Not finding any support here, not even as a suggestion to activate other logs, I decide to deactivate Multi WAN.

I reopen the post after reactivating the Multi WAN because I wanted to try a further variation by changing System: Gateways: Group / Trigger Level to "Member Down".
A new short test with just two Windows PCs would seem to cause no problems.

My reflection comes from a consideration.
Previously I had no DNS problems, nor were there any errors reported in the logs.
The page simply didn't load and you had to refresh to open it. The error was therefore due to the difficulty in reaching a URL correct and resolved; on the other hand there could be no problems simply calling up google.com.

So, too much time was spent in OPNsense, probably deciding which of the two WANs to forward the traffic to.

Changing Trigger Level from "Packet Loss and High Latency" to "Member Down" probably takes less time for forwarding although I don't understand the reason (assuming that mine is a decisive step).

What is certain is that, by doing so, in line conditions with low performance the traffic would no longer be forwarded onto the second line, but only if the first one stopped completely.

Having said all this, I'm ending the test at least until I have more information.

Well the performance degradation certainly comes from states being reset for one reason or another. It's not easy to gather that information by asking text-based questions.

One thing you should make sure is to try Firewall: Settings: Advanced: Multi WAN:

Checking "Use sticky connections" should help.

Unchecking "Use shared forwarding between packet filter, traffic shaper and captive portal" can help if the kernel interferes, which could be a side effect of overlapping rules being evaluated in a suboptimal fashion.

Checking "Disable force gateway" may help, but may also be irrelevant to your issue.

Making sure to find a simple test case and tracing it through the live view with logging enabled would be a good way to see when and where (and why) connections are reset (at least that is the working theory here).

It could be a side effect of your network setup too. Not an easy case as said elsewhere.


Cheers,
Franco

February 09, 2024, 06:14:14 AM #4 Last Edit: February 09, 2024, 06:34:50 AM by johnmcallister
Quote from: DarkCorner on January 30, 2024, 10:21:15 AM
I followed both the official documentation and various online guides to configure a Load Balancing on two lines with identical characteristics.
I also read several posts in the forum.
Nonetheless, I have low performance and often a web session is interrupted or a page is not reachable.
....
The changes do not seem decisive to me.
What am I doing wrong?

One thing I see missing from your post are the hardware specifications, including particularly the NICs (ethernet network controller type(s)) for your Opnsense box or instance.

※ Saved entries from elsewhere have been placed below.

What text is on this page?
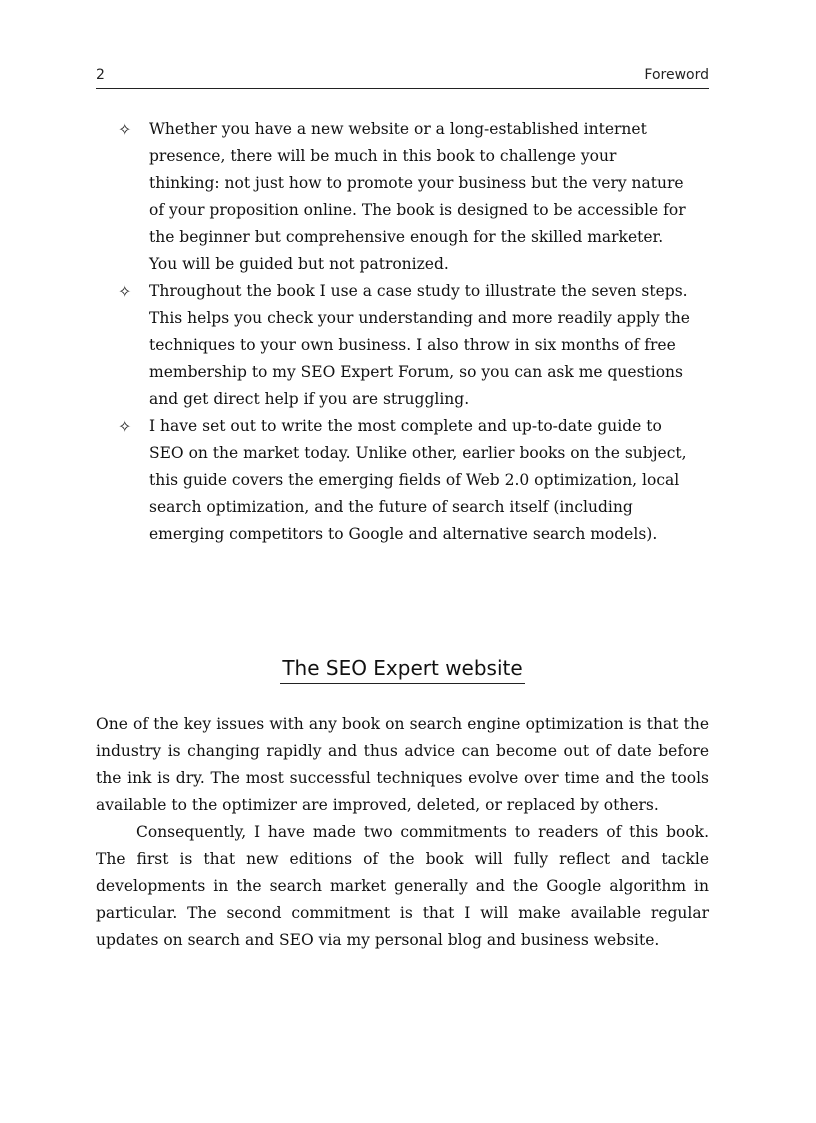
2	Foreword
✧ Whether you have a new website or a long-established internet presence, there will be much in this book to challenge your thinking: not just how to promote your business but the very nature of your proposition online. The book is designed to be accessible for the beginner but comprehensive enough for the skilled marketer. You will be guided but not patronized.
✧ Throughout the book I use a case study to illustrate the seven steps. This helps you check your understanding and more readily apply the techniques to your own business. I also throw in six months of free membership to my SEO Expert Forum, so you can ask me questions and get direct help if you are struggling.
✧ I have set out to write the most complete and up-to-date guide to SEO on the market today. Unlike other, earlier books on the subject, this guide covers the emerging fields of Web 2.0 optimization, local search optimization, and the future of search itself (including emerging competitors to Google and alternative search models).
The SEO Expert website

One of the key issues with any book on search engine optimization is that the industry is changing rapidly and thus advice can become out of date before the ink is dry. The most successful techniques evolve over time and the tools available to the optimizer are improved, deleted, or replaced by others.

Consequently, I have made two commitments to readers of this book. The first is that new editions of the book will fully reflect and tackle developments in the search market generally and the Google algorithm in particular. The second commitment is that I will make available regular updates on search and SEO via my personal blog and business website.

It's my understanding that not all NICs are equally-well engineered at the hardware level, nor are they all equally-well-supported by freeBSD at the driver level.

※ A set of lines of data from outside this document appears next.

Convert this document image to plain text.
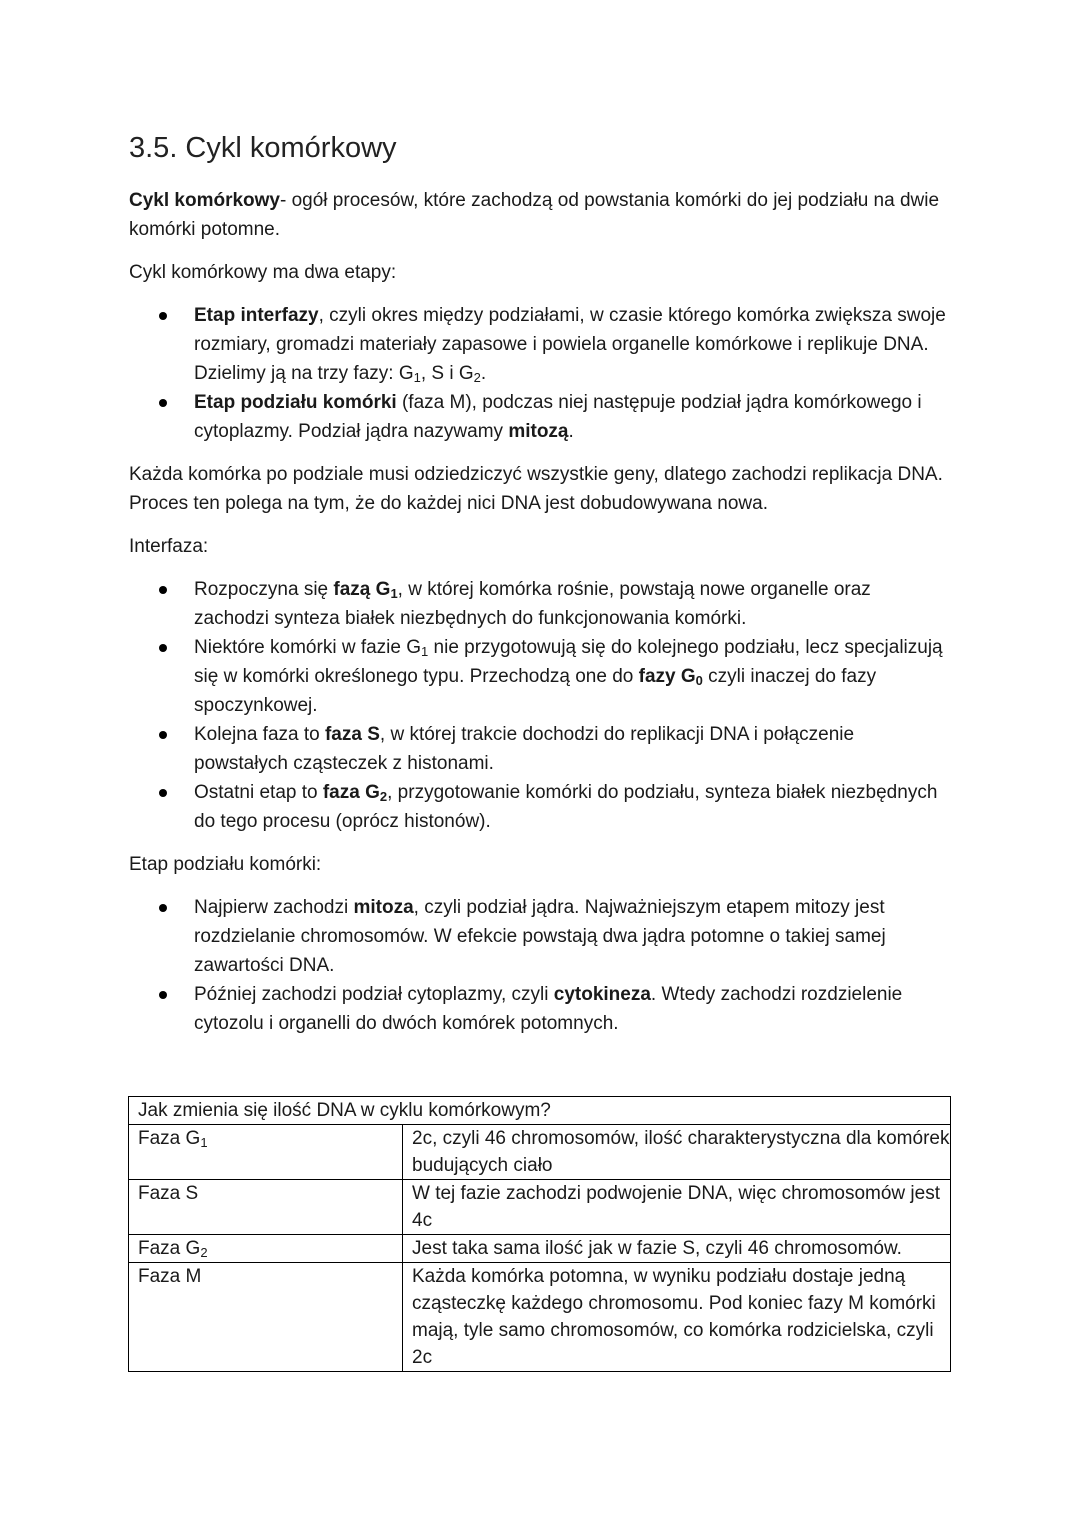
3.5. Cykl komórkowy

Cykl komórkowy- ogół procesów, które zachodzą od powstania komórki do jej podziału na dwie komórki potomne.

Cykl komórkowy ma dwa etapy:

Etap interfazy, czyli okres między podziałami, w czasie którego komórka zwiększa swoje rozmiary, gromadzi materiały zapasowe i powiela organelle komórkowe i replikuje DNA. Dzielimy ją na trzy fazy: $G_1$, S i $G_2$.
Etap podziału komórki (faza M), podczas niej następuje podział jądra komórkowego i cytoplazmy. Podział jądra nazywamy mitozą.

Każda komórka po podziale musi odziedziczyć wszystkie geny, dlatego zachodzi replikacja DNA. Proces ten polega na tym, że do każdej nici DNA jest dobudowywana nowa.

Interfaza:

Rozpoczyna się fazą $G_1$, w której komórka rośnie, powstają nowe organelle oraz zachodzi synteza białek niezbędnych do funkcjonowania komórki.
Niektóre komórki w fazie $G_1$ nie przygotowują się do kolejnego podziału, lecz specjalizują się w komórki określonego typu. Przechodzą one do fazy $G_0$ czyli inaczej do fazy spoczynkowej.
Kolejna faza to faza S, w której trakcie dochodzi do replikacji DNA i połączenie powstałych cząsteczek z histonami.
Ostatni etap to faza $G_2$, przygotowanie komórki do podziału, synteza białek niezbędnych do tego procesu (oprócz histonów).

Etap podziału komórki:

Najpierw zachodzi mitoza, czyli podział jądra. Najważniejszym etapem mitozy jest rozdzielanie chromosomów. W efekcie powstają dwa jądra potomne o takiej samej zawartości DNA.
Później zachodzi podział cytoplazmy, czyli cytokineza. Wtedy zachodzi rozdzielenie cytozolu i organelli do dwóch komórek potomnych.
Jak zmienia się ilość DNA w cyklu komórkowym?	
Faza $G_1$	2c, czyli 46 chromosomów, ilość charakterystyczna dla komórek budujących ciało
Faza S	W tej fazie zachodzi podwojenie DNA, więc chromosomów jest 4c
Faza $G_2$	Jest taka sama ilość jak w fazie S, czyli 46 chromosomów.
Faza M	Każda komórka potomna, w wyniku podziału dostaje jedną cząsteczkę każdego chromosomu. Pod koniec fazy M komórki mają, tyle samo chromosomów, co komórka rodzicielska, czyli 2c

Not a NIC or an Opnsense guru but it'd be a useful piece of additional info.

I suggest installing the "HWprobe" plugin (just 2 MB disk space, installed, does not run as a service, only on demand.)

NOTE: Using this plugin submits a well-anonymized complete hardware profile of your Opnsense system to a public web server. See examples here: https://bsd-hardware.info/?view=timeline before you run it on your machine, so you understand what is gathered and what will be posted.  Sensitive info like IP addresses, network device MAC addresses, storage device serial #s, etc. are removed from the results automatically.

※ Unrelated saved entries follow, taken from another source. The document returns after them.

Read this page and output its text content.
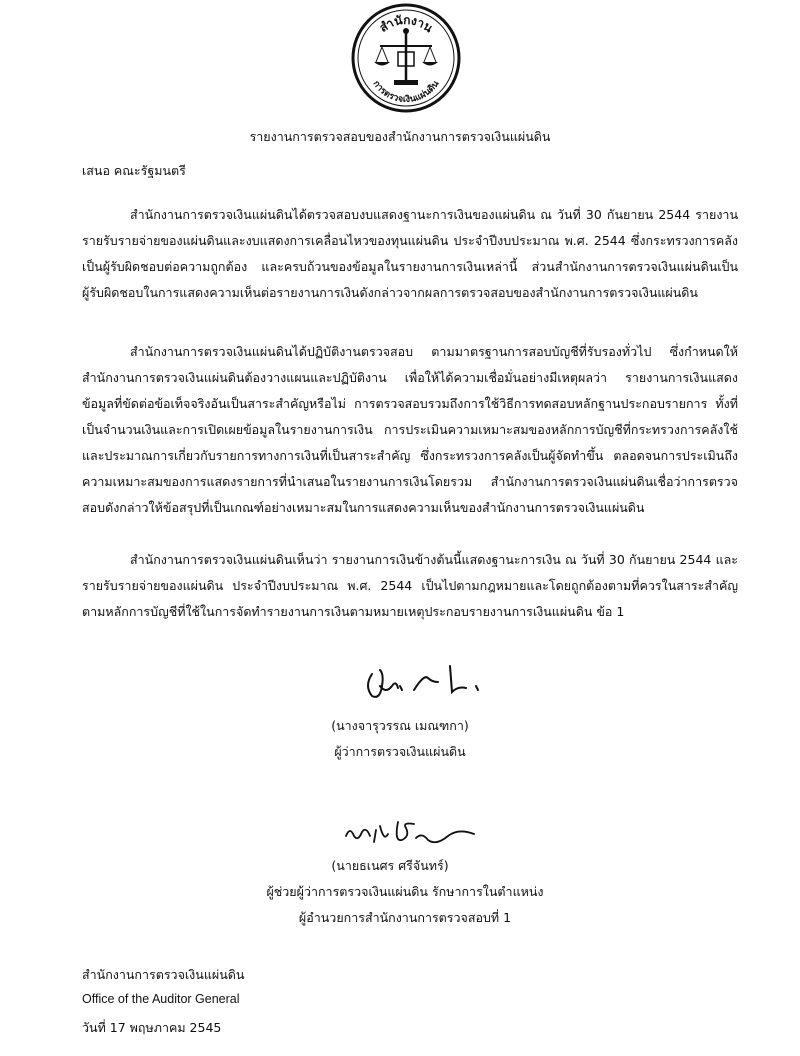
สำนักงาน
การตรวจเงินแผ่นดิน
รายงานการตรวจสอบของสำนักงานการตรวจเงินแผ่นดิน
เสนอ คณะรัฐมนตรี
สำนักงานการตรวจเงินแผ่นดินได้ตรวจสอบงบแสดงฐานะการเงินของแผ่นดิน ณ วันที่ 30 กันยายน 2544 รายงานรายรับรายจ่ายของแผ่นดินและงบแสดงการเคลื่อนไหวของทุนแผ่นดิน ประจำปีงบประมาณ พ.ศ. 2544 ซึ่งกระทรวงการคลังเป็นผู้รับผิดชอบต่อความถูกต้อง และครบถ้วนของข้อมูลในรายงานการเงินเหล่านี้ ส่วนสำนักงานการตรวจเงินแผ่นดินเป็นผู้รับผิดชอบในการแสดงความเห็นต่อรายงานการเงินดังกล่าวจากผลการตรวจสอบของสำนักงานการตรวจเงินแผ่นดิน
สำนักงานการตรวจเงินแผ่นดินได้ปฏิบัติงานตรวจสอบ ตามมาตรฐานการสอบบัญชีที่รับรองทั่วไป ซึ่งกำหนดให้สำนักงานการตรวจเงินแผ่นดินต้องวางแผนและปฏิบัติงาน เพื่อให้ได้ความเชื่อมั่นอย่างมีเหตุผลว่า รายงานการเงินแสดงข้อมูลที่ขัดต่อข้อเท็จจริงอันเป็นสาระสำคัญหรือไม่ การตรวจสอบรวมถึงการใช้วิธีการทดสอบหลักฐานประกอบรายการ ทั้งที่เป็นจำนวนเงินและการเปิดเผยข้อมูลในรายงานการเงิน การประเมินความเหมาะสมของหลักการบัญชีที่กระทรวงการคลังใช้และประมาณการเกี่ยวกับรายการทางการเงินที่เป็นสาระสำคัญ ซึ่งกระทรวงการคลังเป็นผู้จัดทำขึ้น ตลอดจนการประเมินถึงความเหมาะสมของการแสดงรายการที่นำเสนอในรายงานการเงินโดยรวม สำนักงานการตรวจเงินแผ่นดินเชื่อว่าการตรวจสอบดังกล่าวให้ข้อสรุปที่เป็นเกณฑ์อย่างเหมาะสมในการแสดงความเห็นของสำนักงานการตรวจเงินแผ่นดิน
สำนักงานการตรวจเงินแผ่นดินเห็นว่า รายงานการเงินข้างต้นนี้แสดงฐานะการเงิน ณ วันที่ 30 กันยายน 2544 และรายรับรายจ่ายของแผ่นดิน ประจำปีงบประมาณ พ.ศ. 2544 เป็นไปตามกฎหมายและโดยถูกต้องตามที่ควรในสาระสำคัญ ตามหลักการบัญชีที่ใช้ในการจัดทำรายงานการเงินตามหมายเหตุประกอบรายงานการเงินแผ่นดิน ข้อ 1
(นางจารุวรรณ เมณฑกา)
ผู้ว่าการตรวจเงินแผ่นดิน
(นายธเนศร ศรีจันทร์)
ผู้ช่วยผู้ว่าการตรวจเงินแผ่นดิน รักษาการในตำแหน่ง
ผู้อำนวยการสำนักงานการตรวจสอบที่ 1
สำนักงานการตรวจเงินแผ่นดิน
Office of the Auditor General
วันที่ 17 พฤษภาคม 2545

System --> Firmware --> Plugins -->
Type "os-hw-probe" in the search field, then click the "+" to install the plugin.

Once installed, reload your browser window, and go to:
Services --> HW Probe --> Generate

In about 5 or 10 seconds, without any prompts or status messages, it will generate and publish your machine's anonymized hardware profile. Here's one of mine, for example:

https://bsd-hardware.info/?probe=2741a6da81

After you carefully review your HWprobe results URL to be satisfied that it in fact is anonymized (no IP addresses, domain names, usernames, hashes, etc. in it), consider sharing it in your problem-report/request posts.